In the bigger picture what matters in regards to your grades is all four (or five) years of your efforts. Besides, many employers care just as much about your experiences and involvement outside of academics as they do strictly your grade in O. Chem. You have time. You can learn and adapt to academics in college. After all, maybe you’ll find that you want to change your major anyway.
Did you see in the previous point where I said “you are not in high school anymore?” Another disclaimer is probably appropriate here: my point is not that you should just shun friends and family back home like Dwight Schrute because you went off to college. Yet, it is entirely too easy to fall back into your old comfort zone. Sometimes it can be hard to meet new people and make friends at college, especially compared to the history and trust that you have with those back home.
It is very normal at times to feel lonely, to be unsure of your place in the social world of the campus. But you have to be willing to fight through those times of awkwardness, and make attempts to build relationships with new people. Especially early on, it is entirely possible that you have not even met those whom you’ll become closest with. The bottom line is be patient, and be fully present where you are. You can also “go home” every weekend without going home. Hours in your dorm on the phone or playing video games with high school buddies has the same effect… you don’t live where you are and you miss opportunities to experience college life.
In a way, this is going to the other extreme.
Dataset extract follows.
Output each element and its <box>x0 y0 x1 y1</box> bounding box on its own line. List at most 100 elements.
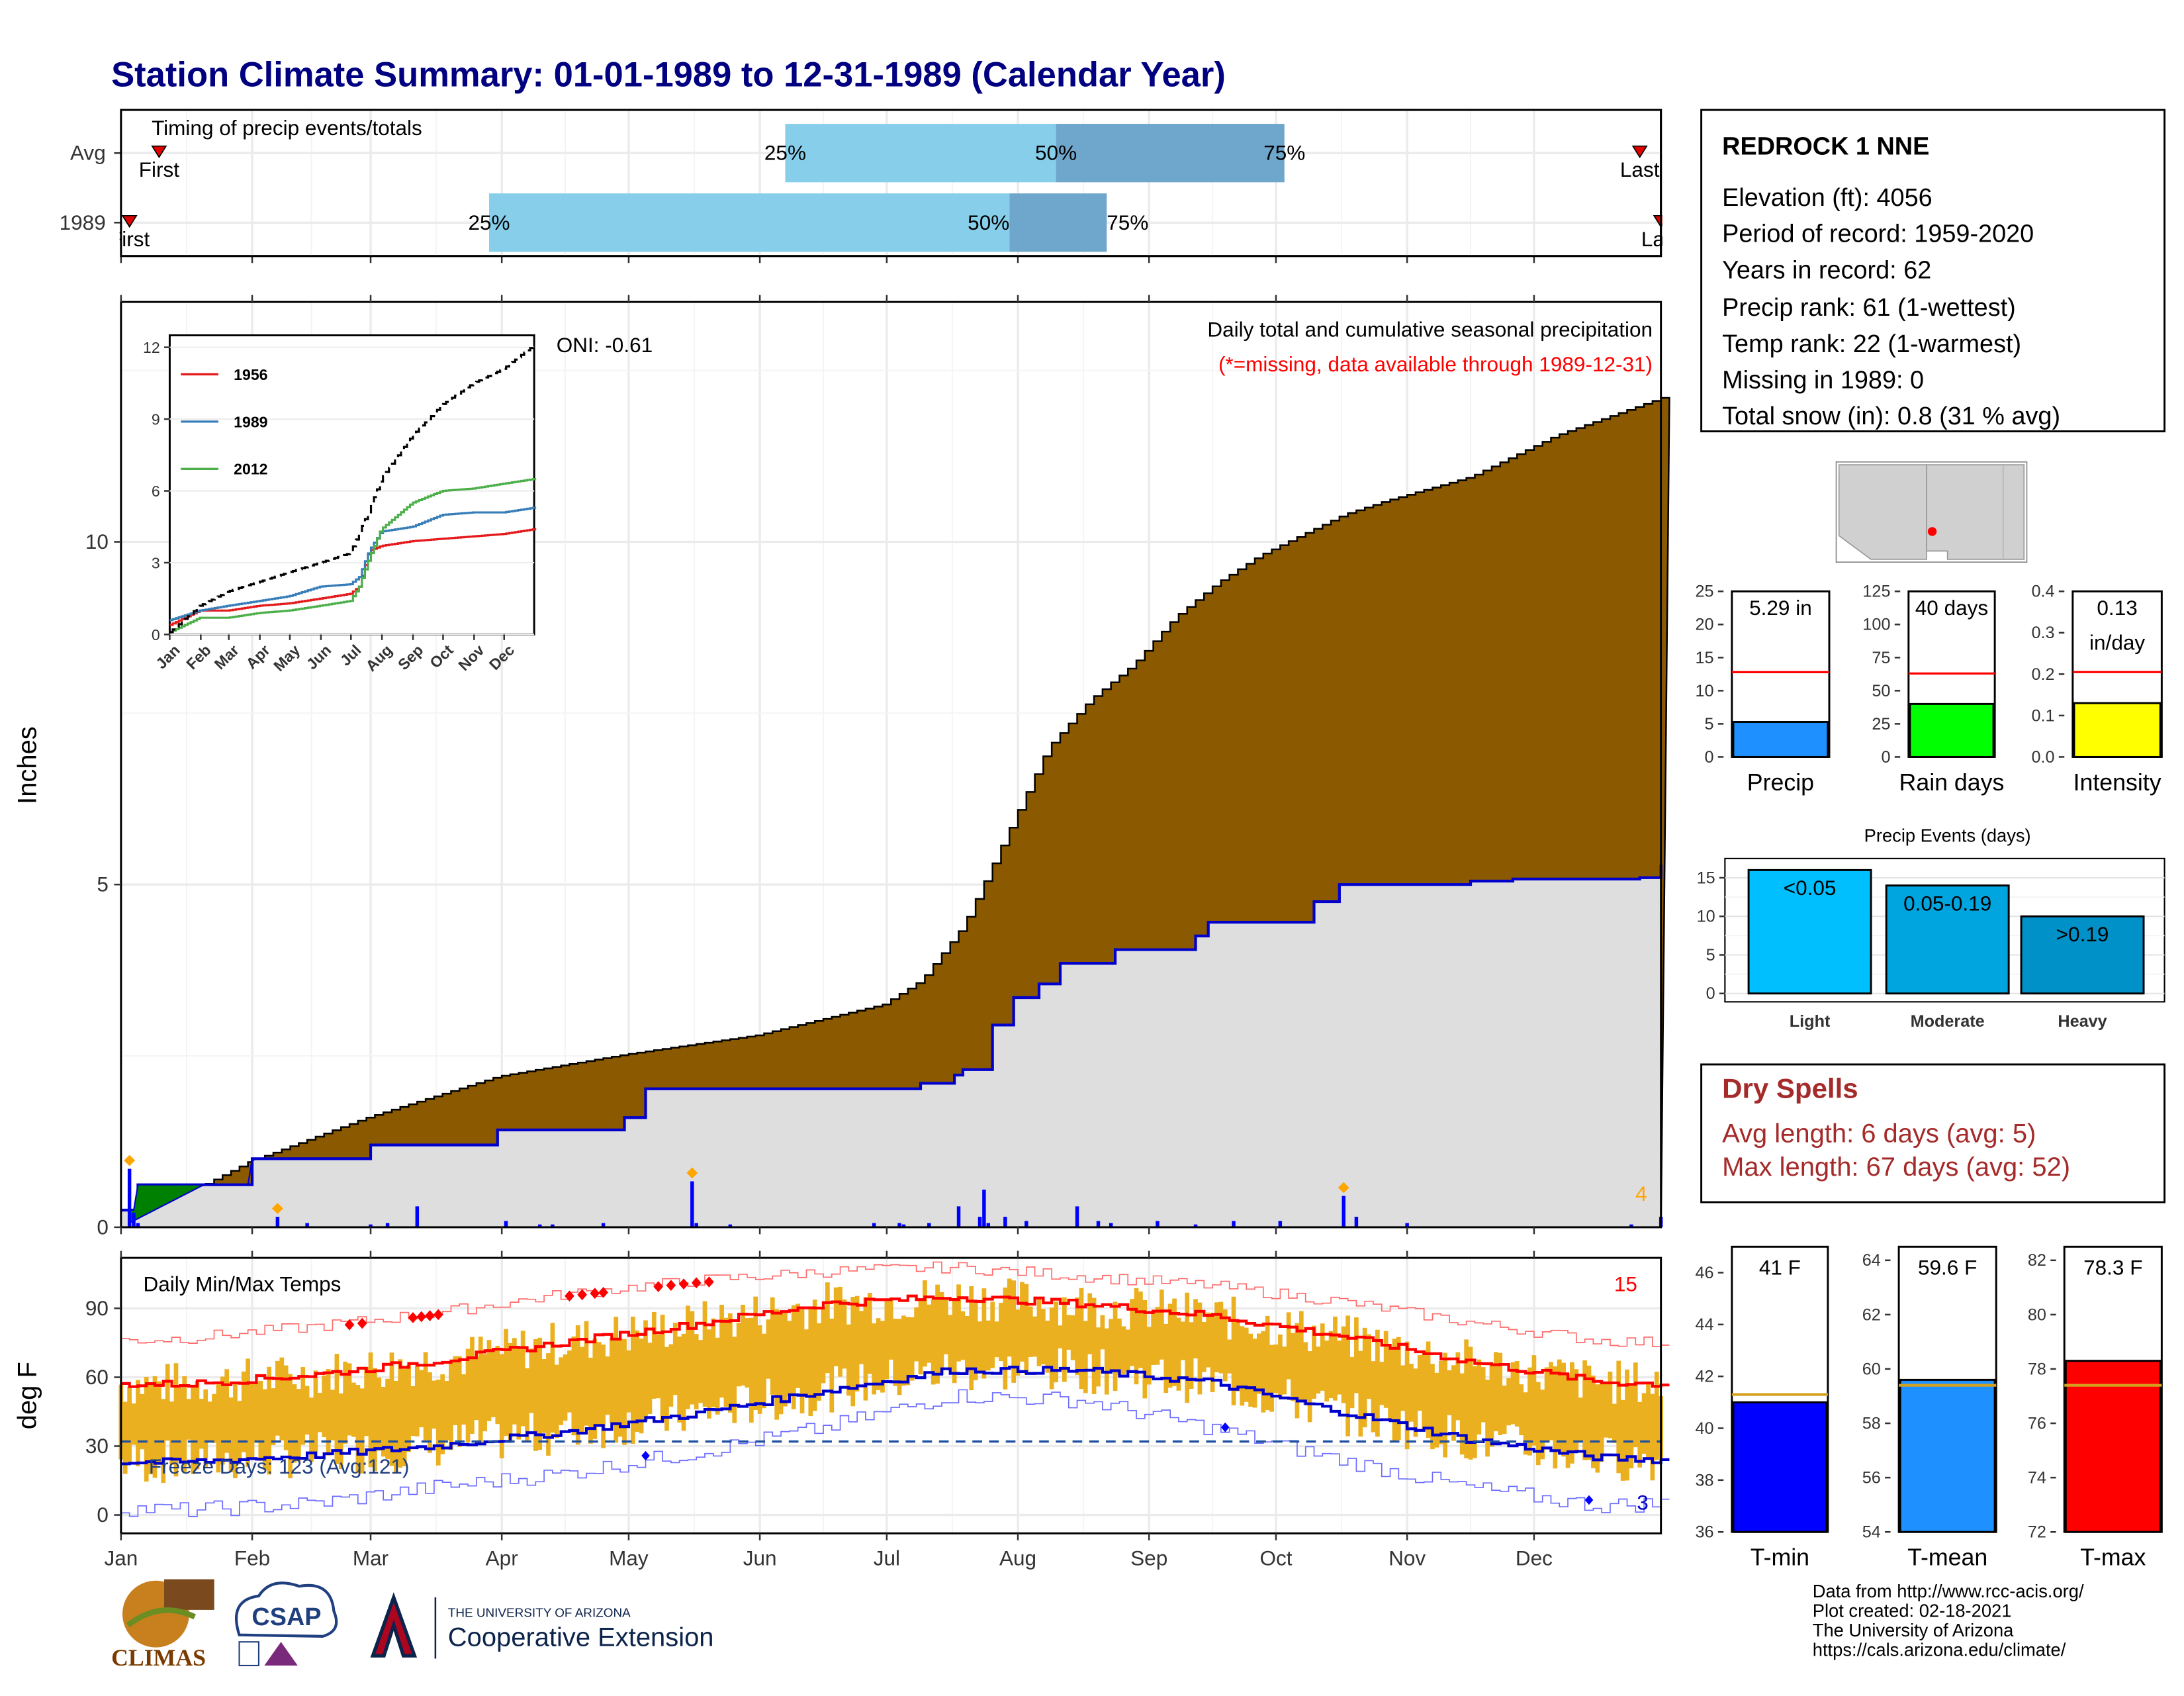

Students who make this mistake usually don’t have a problem being fully present on campus. Rather, they throw caution to the wind (and throw out their brains and their hearts along with it). Listen, the point here is not that you shouldn’t have fun. The issue is how you will have fun. Most students don’t think about how the decisions they make now form habits that set a trajectory for their life that will alter the rest of their lives. As much as you may think you are “free”, your choices and experiences are forming you into a certain type of person whether you are conscious of that or not.
A state university offers you an education to prepare you for a career, but they do not adequately teach you about life. The university offers you recreation centers and intramural programs to keep you physically fit, but they do not help you to be spiritually fit. You are more than a future employee or entrepreneur. You are more than flesh and bone, more than a mass of millions of molecules. Cultures all over the world from one millennia to the next agree that somehow, some way, there is a spiritual component to our human nature. You have questions that shouldn’t be ignored. How did we get here? Why are we here? Is there meaning in life? How should we live our lives? Where is the story of our world headed? Is there life after death?
Though a philosophy class may have a thing or two to say about these types of questions, involvement in a student organization like Cru will help you to live life as the spiritual person that you really are. Is God real? Is Jesus Christ who he claimed to be? What difference does this make? Wrestle through these questions with us by checking out a small group in your dorm, or maybe even consider joining us for a winter conference of a couple thousand students from colleges around the Great Lakes. But whatever you do, don't ignore life's biggest questions.